Es gibt viele Möglichkeiten über Dietmar Daths Zukunfts-Roman „Feldeváye“ zu sprechen; genauso wie es viele Möglichkeiten gibt, mit der Kunst über Kunst zu sprechen. Die Frage ist jetzt: (Bitte fügen Sie hier Ihre persönliche Frage an die Kunst und den Roman von Dietmar Dath ein. Sie werden sehen: der nachfolgende Text hält Antworten parat!)

Natürlich kann man so eine Rezension mit einem Exkurs auf Heidegger beginnen. Der sagte mal, dass nur im Kunstwerk die Wahrheit am Werk ist. Künstler und Leser interessieren einen Scheiß. Dann müssten wir uns nicht mit dem Dath als Autor beschäftigen, der bekanntlich super-produktiv ist und mit „Pulsarnacht“ ein großartiges, gewitztes Buch geschrieben hat, das auch noch unterhaltsam und lesbar ist, gleichzeitig aber den Leser immer wieder dazu zwingt, sich aus der süffigen Story hinauszuhieven.
Wir müssten uns dann mit „Feldeváye“ als Werk beschäftigen, das stellenweise nicht mehr unterhaltsam und lesbar ist sondern Wahrheit verbirgt und eröffnet, die im Werk am Werk ist und Bezüge herstellt und sie wieder verdeckt und so weiter …

Sie sehen, das wird sehr dunkel werden.

Manchmal ist das Buch so ironisch distanziert zu seinem Genre und ein anderes Mal ist es ironisch distanziert zu seiner ironischen Distanz zum Genre, dass man als Leser nicht mehr weiß, ob man sich gerade Astrid Lindgren oder K.I.Z. reinzieht.
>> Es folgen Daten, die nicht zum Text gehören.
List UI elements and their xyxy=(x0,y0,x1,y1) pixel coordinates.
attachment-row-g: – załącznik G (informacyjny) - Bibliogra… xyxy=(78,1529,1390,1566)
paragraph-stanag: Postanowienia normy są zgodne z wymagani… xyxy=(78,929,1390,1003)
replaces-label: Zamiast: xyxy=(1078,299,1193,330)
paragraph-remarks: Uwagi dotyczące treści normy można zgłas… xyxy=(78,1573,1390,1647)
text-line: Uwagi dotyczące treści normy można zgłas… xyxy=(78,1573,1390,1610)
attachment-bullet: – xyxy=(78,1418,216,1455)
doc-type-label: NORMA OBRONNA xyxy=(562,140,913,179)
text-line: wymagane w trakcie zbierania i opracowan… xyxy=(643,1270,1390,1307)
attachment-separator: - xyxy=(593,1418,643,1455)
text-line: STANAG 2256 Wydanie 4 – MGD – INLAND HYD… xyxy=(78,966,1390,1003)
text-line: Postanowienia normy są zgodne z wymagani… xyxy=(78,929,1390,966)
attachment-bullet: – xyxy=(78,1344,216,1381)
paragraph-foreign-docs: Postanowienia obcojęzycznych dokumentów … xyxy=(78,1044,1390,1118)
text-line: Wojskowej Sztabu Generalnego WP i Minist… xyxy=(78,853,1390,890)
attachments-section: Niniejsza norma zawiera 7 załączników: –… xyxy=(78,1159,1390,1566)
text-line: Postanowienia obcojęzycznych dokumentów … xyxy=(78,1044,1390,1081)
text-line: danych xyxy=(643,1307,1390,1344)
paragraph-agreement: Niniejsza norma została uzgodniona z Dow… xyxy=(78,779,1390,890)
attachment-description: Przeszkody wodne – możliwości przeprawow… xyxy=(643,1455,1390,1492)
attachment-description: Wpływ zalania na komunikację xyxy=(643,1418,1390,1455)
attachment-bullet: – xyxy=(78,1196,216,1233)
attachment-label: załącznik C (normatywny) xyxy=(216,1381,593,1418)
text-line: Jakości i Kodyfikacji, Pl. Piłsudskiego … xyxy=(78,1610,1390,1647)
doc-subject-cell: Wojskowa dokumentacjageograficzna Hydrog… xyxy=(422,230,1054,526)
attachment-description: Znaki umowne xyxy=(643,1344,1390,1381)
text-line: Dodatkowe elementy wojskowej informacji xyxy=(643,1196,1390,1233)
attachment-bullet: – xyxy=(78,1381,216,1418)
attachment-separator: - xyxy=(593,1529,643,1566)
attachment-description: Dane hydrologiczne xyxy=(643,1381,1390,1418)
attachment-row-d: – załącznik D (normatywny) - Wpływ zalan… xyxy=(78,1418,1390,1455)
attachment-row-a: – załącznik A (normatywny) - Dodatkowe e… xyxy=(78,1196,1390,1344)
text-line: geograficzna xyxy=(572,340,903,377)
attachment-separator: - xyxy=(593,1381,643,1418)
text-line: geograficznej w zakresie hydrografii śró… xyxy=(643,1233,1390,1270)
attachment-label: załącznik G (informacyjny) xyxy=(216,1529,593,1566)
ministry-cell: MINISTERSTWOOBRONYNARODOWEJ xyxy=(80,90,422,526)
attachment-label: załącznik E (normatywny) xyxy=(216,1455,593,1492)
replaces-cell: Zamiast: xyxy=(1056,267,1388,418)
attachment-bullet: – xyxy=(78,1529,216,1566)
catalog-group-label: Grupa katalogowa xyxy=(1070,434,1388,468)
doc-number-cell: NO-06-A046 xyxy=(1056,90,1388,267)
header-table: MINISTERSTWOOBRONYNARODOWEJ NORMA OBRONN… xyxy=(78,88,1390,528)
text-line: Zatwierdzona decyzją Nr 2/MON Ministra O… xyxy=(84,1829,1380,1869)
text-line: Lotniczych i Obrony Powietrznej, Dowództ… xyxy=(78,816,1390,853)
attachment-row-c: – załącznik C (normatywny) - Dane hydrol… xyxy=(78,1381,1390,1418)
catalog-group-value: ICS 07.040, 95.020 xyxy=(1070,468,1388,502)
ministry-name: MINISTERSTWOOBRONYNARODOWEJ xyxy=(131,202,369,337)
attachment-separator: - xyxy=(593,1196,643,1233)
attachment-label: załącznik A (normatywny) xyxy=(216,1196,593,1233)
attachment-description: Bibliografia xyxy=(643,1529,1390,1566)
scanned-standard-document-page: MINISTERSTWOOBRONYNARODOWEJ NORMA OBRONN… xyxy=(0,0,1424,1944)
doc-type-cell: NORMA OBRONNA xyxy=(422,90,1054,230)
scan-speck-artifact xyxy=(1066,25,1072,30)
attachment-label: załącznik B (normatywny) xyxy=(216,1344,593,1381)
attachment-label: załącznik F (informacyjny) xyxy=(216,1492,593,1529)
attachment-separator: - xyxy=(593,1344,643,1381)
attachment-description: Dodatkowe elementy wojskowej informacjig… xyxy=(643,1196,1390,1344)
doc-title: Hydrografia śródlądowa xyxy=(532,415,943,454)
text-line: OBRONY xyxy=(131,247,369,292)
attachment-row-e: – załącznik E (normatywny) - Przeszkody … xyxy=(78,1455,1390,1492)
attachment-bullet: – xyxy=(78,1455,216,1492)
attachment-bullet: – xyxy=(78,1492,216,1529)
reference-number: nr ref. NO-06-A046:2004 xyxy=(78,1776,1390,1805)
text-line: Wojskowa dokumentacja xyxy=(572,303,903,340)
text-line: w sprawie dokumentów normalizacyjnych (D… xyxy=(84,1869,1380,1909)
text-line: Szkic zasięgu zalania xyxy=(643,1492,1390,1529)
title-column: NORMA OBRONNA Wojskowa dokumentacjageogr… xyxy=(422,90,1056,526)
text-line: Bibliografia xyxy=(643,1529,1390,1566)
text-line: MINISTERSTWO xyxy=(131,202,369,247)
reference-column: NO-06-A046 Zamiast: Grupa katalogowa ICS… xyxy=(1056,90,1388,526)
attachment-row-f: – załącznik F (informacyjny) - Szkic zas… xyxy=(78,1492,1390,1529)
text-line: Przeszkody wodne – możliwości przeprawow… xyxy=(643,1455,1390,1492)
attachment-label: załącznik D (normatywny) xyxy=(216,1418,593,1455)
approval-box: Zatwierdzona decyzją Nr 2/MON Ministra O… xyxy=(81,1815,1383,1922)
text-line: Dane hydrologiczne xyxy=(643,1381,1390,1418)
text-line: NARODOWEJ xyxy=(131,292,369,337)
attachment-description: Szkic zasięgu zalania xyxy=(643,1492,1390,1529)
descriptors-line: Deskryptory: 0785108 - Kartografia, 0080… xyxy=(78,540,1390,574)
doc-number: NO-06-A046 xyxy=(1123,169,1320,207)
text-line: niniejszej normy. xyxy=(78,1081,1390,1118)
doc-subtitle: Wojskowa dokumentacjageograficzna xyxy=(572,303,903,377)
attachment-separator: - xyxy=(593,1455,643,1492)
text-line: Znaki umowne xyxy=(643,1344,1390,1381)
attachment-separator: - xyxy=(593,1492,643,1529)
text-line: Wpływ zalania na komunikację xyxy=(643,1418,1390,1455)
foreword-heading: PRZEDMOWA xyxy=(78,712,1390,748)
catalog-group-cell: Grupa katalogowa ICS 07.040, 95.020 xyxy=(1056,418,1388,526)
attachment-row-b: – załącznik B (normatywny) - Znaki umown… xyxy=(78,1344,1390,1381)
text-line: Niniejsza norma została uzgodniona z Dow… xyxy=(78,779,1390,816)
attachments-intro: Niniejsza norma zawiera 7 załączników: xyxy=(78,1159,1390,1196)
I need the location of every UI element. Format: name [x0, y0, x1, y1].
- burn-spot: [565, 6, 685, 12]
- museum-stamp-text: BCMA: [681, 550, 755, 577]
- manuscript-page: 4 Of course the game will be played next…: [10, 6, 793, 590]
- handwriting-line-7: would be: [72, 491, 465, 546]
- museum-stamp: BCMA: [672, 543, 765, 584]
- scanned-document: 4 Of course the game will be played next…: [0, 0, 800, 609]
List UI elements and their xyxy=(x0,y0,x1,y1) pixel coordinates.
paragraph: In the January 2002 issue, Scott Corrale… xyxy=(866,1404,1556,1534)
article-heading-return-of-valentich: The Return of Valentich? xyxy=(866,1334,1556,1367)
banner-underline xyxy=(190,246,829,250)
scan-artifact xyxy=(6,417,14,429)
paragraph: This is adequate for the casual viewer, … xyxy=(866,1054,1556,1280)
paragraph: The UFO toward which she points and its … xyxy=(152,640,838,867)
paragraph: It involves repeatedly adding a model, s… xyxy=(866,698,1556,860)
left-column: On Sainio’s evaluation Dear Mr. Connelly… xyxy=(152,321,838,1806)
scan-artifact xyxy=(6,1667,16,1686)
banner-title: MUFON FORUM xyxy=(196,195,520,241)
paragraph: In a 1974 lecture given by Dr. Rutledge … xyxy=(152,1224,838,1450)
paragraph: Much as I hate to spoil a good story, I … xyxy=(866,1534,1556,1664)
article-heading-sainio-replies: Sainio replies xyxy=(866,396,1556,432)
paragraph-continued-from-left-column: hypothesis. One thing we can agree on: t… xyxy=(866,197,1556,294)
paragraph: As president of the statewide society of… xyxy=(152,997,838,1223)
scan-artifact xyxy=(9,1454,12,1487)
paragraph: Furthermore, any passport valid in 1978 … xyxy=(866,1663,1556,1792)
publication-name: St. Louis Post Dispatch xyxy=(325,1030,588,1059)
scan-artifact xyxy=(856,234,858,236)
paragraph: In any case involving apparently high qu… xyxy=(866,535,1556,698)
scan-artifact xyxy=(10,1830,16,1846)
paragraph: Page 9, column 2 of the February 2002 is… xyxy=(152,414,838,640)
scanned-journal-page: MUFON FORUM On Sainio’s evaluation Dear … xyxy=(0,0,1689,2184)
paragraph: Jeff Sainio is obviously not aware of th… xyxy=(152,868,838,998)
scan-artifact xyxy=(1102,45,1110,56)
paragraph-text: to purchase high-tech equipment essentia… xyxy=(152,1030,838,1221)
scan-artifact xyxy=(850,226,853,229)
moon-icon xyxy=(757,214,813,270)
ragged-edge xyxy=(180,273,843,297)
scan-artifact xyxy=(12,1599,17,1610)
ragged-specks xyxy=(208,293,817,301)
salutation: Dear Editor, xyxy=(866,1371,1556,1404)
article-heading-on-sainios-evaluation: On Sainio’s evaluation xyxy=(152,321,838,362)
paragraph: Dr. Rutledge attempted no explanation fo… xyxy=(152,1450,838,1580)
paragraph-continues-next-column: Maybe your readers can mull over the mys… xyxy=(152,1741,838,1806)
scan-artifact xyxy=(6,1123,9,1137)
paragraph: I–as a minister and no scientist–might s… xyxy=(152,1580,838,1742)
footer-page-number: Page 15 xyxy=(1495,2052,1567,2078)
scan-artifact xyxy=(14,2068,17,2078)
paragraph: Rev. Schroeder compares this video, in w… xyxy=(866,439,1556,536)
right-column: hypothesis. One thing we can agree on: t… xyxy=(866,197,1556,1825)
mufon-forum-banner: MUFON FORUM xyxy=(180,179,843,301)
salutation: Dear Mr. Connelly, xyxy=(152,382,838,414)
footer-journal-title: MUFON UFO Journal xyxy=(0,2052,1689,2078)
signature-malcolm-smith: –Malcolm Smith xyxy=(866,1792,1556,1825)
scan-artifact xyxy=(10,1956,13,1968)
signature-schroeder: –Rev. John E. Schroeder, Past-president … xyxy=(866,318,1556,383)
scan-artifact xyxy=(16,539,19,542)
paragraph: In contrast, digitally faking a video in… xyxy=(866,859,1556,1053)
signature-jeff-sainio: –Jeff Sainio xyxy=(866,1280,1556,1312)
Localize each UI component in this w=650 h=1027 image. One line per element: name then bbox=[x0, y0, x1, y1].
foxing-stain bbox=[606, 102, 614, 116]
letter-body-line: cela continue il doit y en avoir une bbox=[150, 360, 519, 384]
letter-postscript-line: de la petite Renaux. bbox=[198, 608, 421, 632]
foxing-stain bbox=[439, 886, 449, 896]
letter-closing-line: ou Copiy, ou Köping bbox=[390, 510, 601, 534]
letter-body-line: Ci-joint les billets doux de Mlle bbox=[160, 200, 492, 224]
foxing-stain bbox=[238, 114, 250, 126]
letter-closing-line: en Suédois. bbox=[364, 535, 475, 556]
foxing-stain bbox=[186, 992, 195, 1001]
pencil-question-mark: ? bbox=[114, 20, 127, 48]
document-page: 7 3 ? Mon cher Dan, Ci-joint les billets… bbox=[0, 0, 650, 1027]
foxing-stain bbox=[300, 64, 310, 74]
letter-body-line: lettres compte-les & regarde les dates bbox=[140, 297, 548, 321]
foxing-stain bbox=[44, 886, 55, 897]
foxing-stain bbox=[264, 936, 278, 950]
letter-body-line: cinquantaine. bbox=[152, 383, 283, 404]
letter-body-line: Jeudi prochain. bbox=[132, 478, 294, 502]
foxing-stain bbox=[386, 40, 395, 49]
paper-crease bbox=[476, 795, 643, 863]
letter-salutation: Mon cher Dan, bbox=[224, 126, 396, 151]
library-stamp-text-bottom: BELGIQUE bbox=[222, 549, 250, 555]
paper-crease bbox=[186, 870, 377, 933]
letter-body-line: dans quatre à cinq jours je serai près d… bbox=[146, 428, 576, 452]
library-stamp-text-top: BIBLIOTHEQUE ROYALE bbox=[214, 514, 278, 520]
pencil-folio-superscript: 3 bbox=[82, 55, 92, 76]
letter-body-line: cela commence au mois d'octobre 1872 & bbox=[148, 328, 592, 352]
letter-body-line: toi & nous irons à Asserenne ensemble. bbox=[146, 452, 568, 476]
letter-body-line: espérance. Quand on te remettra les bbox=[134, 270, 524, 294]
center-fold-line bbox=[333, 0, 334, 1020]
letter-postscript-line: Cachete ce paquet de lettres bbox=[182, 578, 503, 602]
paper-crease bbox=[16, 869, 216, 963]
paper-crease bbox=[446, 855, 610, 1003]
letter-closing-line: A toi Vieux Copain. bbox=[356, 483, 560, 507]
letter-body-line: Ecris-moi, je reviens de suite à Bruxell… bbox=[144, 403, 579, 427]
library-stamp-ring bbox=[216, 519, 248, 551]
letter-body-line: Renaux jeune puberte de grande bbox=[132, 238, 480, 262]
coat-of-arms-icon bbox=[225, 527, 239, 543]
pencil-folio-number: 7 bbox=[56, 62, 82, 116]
Manchmal geht es um suizidale Teenager, die sich biologisch codierte Kunsterlebnisse in Form von Virusinfektionen geben. Sie fühlen Kunst und werden krank. Manchmal geht es um Teenager-Mädchen, die in einer matriarchalischen Gesellschaft von Schnapsbrennerinnen leben. Kunstwerke dienen als Brennstoff für Distillen. Dann bedröhnt man sich mit dem Fusel.

Natürlich kann man so eine Rezension auch mit einem Exkurs auf Luhmann beginnen. Kunst ist entweder TSCHÖN oder ist GAR NICHT TSCHÖN, und nicht wahr oder wichtig oder richtig oder treffend oder gut oder so oder sonst ein Scheiß.
Dann müssten wir uns mit dem Autor in dem Roman „Feldeváye“ beschäftigen, der immer zwischendurch so Prosa schreibt wie ein Dylan Thomas-Verschnitt für 5€ aus’m Aldi, der im Suff vergessen hat, das er eigentlich verdichten wollte anstatt zu schwätzen.

Ich finde diesen Autor in Daths Roman „Feldeváye“ nicht sexy, nicht derbe sondern charmelos, gezwungen, albern und gar nicht so wie Thomas oder auch Hank, mein geliebter Hank!!!

Sie sehen, das wäre arg persönlich.

Natürlich könnte man so eine Rezension auch mit einem Exkurs auf Einstein beginnen:
Kunst = Macht · Masse²

Sehen Sie die Intelligenz?

Manchmal ist das Buch nämlich schon :D :D :D

Jetzt möchte ich eigentlich nicht mehr über das Buch sprechen. Und das schreibe ich ganz bewusst in eine Rezension, die von der Textgattung her sich quasi selbst dazu bestimmt, über ein bestimmtes Buch zu sprechen.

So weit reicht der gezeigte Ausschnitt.